Offene Bildung vernetzen, lokale Communitys sichtbar machen
Die OER World Map macht es möglich, die relevanten Personen, Projekte und Organisationen, Werkzeuge, oder OER-Policies in verschiedenen Regionen oder Staaten zu finden. Sie macht damit auch das weltweite Ökysystem der offenen Bildung sichtbar. Neben der Suchfunktion, über die man je nach individuellem Interesse und nach Weltregionen filtern kann, bietet die Karte auch die Möglichkeit, Daten zu exportieren und weiter zu verwenden. Und natürlich ist mitmachen gefragt! Die FAQs für Editorinnen und Editoren erklären, welche Informationen man wie beitragen kann.

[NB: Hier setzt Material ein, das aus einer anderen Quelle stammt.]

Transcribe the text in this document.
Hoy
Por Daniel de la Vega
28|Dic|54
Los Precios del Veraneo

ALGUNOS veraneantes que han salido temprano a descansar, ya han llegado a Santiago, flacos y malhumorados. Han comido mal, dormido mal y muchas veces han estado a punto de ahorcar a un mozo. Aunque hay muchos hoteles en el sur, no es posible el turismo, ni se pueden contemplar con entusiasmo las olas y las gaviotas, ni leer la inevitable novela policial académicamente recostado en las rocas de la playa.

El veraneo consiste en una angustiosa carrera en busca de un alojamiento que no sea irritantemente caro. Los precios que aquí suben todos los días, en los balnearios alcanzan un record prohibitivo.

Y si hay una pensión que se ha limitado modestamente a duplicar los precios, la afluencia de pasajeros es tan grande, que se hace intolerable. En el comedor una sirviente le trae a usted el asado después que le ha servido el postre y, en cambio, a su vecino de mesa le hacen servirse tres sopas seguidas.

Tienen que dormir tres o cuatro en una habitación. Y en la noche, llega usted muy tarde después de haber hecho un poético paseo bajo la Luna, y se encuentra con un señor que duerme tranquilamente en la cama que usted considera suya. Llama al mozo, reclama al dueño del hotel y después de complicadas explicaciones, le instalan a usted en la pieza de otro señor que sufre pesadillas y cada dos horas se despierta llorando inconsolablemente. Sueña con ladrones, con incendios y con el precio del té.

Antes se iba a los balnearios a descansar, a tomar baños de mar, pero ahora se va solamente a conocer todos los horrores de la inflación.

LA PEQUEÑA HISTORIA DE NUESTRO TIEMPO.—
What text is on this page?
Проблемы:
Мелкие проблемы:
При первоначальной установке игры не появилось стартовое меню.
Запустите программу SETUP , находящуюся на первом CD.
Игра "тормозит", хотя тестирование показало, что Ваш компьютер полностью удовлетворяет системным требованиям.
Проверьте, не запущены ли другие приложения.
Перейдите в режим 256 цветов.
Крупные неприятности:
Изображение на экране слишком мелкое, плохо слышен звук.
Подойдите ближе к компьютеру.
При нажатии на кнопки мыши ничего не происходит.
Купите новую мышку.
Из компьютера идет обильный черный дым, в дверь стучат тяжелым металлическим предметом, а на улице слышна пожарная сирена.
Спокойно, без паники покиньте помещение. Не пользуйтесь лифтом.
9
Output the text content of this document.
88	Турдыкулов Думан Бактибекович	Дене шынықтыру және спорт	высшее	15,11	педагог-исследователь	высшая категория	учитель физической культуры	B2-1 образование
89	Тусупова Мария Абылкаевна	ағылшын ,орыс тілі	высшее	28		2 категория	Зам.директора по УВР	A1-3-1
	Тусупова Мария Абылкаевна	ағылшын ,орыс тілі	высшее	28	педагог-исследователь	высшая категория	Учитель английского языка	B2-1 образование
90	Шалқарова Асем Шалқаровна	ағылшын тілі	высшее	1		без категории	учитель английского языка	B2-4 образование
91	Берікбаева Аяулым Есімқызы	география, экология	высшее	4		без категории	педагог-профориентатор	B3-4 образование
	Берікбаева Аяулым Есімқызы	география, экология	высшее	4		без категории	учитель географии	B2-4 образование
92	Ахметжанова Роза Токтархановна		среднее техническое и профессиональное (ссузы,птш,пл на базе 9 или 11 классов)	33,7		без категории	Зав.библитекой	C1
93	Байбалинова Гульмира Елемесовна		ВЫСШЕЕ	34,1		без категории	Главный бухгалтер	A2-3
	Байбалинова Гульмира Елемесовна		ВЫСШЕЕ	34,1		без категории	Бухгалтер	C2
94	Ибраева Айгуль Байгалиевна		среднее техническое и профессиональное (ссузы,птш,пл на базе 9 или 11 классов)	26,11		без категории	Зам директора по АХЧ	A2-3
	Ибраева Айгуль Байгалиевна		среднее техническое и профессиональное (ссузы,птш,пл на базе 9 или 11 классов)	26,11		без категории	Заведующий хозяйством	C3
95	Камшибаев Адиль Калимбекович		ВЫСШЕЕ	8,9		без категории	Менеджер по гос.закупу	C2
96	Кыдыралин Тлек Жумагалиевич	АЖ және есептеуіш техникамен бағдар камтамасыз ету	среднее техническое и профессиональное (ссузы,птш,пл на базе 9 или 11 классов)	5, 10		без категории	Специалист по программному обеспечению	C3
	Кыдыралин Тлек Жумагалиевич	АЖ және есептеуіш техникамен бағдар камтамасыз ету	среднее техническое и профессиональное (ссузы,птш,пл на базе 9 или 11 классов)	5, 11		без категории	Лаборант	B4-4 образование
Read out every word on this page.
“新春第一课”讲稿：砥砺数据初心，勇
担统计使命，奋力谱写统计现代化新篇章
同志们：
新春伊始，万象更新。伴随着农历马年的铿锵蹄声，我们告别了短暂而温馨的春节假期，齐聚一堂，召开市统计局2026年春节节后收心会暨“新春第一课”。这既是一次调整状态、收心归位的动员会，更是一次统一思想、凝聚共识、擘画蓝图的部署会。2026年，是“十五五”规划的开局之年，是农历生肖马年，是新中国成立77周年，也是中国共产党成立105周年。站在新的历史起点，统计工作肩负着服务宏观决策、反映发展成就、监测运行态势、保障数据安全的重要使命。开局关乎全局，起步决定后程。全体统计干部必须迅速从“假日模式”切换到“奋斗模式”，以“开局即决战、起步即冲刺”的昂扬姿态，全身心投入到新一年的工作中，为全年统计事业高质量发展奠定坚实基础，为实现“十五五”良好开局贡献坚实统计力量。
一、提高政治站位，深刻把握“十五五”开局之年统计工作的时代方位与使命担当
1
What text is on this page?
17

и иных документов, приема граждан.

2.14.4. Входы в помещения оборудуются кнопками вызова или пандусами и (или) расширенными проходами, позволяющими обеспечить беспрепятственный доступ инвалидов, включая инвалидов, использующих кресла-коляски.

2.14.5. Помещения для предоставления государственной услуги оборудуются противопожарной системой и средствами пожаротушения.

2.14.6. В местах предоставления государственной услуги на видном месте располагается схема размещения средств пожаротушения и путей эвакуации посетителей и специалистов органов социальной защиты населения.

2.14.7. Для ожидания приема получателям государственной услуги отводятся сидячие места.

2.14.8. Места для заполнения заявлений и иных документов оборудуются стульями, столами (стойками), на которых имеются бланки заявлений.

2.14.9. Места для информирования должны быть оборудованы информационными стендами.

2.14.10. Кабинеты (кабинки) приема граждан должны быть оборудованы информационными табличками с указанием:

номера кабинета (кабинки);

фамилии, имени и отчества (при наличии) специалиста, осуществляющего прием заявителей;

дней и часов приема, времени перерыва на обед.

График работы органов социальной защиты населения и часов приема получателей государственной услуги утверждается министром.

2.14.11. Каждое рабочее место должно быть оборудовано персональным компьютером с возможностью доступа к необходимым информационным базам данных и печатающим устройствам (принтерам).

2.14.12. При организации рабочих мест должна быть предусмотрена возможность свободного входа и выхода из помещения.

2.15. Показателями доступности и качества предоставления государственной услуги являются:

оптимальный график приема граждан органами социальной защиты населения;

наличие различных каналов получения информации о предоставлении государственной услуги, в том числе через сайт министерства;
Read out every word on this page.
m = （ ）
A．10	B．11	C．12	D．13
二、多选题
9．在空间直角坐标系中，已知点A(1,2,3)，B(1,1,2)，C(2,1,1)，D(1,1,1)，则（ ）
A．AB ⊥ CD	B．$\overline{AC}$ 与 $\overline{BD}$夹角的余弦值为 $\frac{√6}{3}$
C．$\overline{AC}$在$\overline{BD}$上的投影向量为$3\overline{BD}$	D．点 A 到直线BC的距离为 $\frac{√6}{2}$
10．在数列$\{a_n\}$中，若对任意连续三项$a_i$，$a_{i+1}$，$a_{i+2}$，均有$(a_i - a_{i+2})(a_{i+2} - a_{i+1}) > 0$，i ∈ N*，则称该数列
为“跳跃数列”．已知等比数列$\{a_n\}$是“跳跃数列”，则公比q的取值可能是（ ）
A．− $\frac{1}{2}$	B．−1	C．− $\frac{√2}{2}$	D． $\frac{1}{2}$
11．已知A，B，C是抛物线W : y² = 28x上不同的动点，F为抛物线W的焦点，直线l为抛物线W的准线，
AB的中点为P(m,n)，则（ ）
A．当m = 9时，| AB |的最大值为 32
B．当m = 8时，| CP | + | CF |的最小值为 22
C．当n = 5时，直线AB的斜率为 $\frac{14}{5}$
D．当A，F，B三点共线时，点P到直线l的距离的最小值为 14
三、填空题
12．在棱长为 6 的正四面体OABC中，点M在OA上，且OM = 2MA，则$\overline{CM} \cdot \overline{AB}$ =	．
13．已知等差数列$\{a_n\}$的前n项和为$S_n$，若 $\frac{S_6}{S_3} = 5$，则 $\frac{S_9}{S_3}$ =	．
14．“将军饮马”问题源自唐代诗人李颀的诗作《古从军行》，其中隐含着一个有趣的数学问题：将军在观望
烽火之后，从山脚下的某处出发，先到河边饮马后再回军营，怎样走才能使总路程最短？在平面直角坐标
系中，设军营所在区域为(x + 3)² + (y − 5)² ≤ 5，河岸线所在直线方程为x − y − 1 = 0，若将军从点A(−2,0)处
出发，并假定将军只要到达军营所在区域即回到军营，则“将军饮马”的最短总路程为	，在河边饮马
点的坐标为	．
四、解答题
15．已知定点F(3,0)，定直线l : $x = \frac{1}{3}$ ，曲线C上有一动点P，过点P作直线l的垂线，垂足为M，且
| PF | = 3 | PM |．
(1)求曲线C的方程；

Wie so viele Projekte von Menschen aus dem Bündnis Freie Bildung ist die OER World Map ein Gemeinschaftsprojekt. Bereits seit 2014 tragen verschiedene Akteur*innen dazu bei, neue Inhalte zu ergänzen. Entwickelt hat die Karte Jan Neumann vom Hochschulbibliothekszentrum Nordrhein-Westfalen mit der Open University und gefördert von der William and Flora Hewlett Stiftung. Seit 2023 hat die OERinfo |Informationsstelle Open Educational Resources am Leibniz-Institut für Bildungsforschung und Bildungsinformation das Projekt übernommen und treibt seinen Ausbau voran.
In zehn Jahren wurde viel erreicht
Die Bilanz vom Bündnis Freie Bildung zeigt vor allem eins: Unermüdliches Engagement, die Bündelung unterschiedlicher Expertisen und das Teilen von Wissen mit bildungspolitischen Akteur*innen zahlen sich aus. Das Bundesministerium für Bildung und Forschung hat mittlerweile immerhin eine nationale Strategie zur Förderung von Open Educational Resources entwickelt, an deren Entwicklung sich das Bündnis mit eigenen Strategie-Inputs beteiligt hat. Doch nun geht es unter anderem um die Implementierung der Strategie in der Lehkräfterausbildung und fortbildung. Um die Bildung und vor allem die Lehrpraxis zu öffnen, braucht es neben den zeitlichen und finanziellen Ressourcen auch entsprechende Kompetenzen.
Um aufzuzeigen, wie man diese Kompetenzen entwickeln kann, hat das Bündnis mit die Offenheitskompetenzen entwickelt. Darin beschreiben die Bildungspraktiker*innen und Forschende, welche Fähigkeiten Lehrkräften wie entwickeln können, damit sie eine offene Bildungspraxis umsetzen können und digitale Kompetenzen erweitern können. Zusätzlich dazu gibt es Lernressourcen, mit denen Lehrkräfte den Einstieg in eine offene Bildungspraxis auch ein Stück weit selbst in die Hand nehmen können.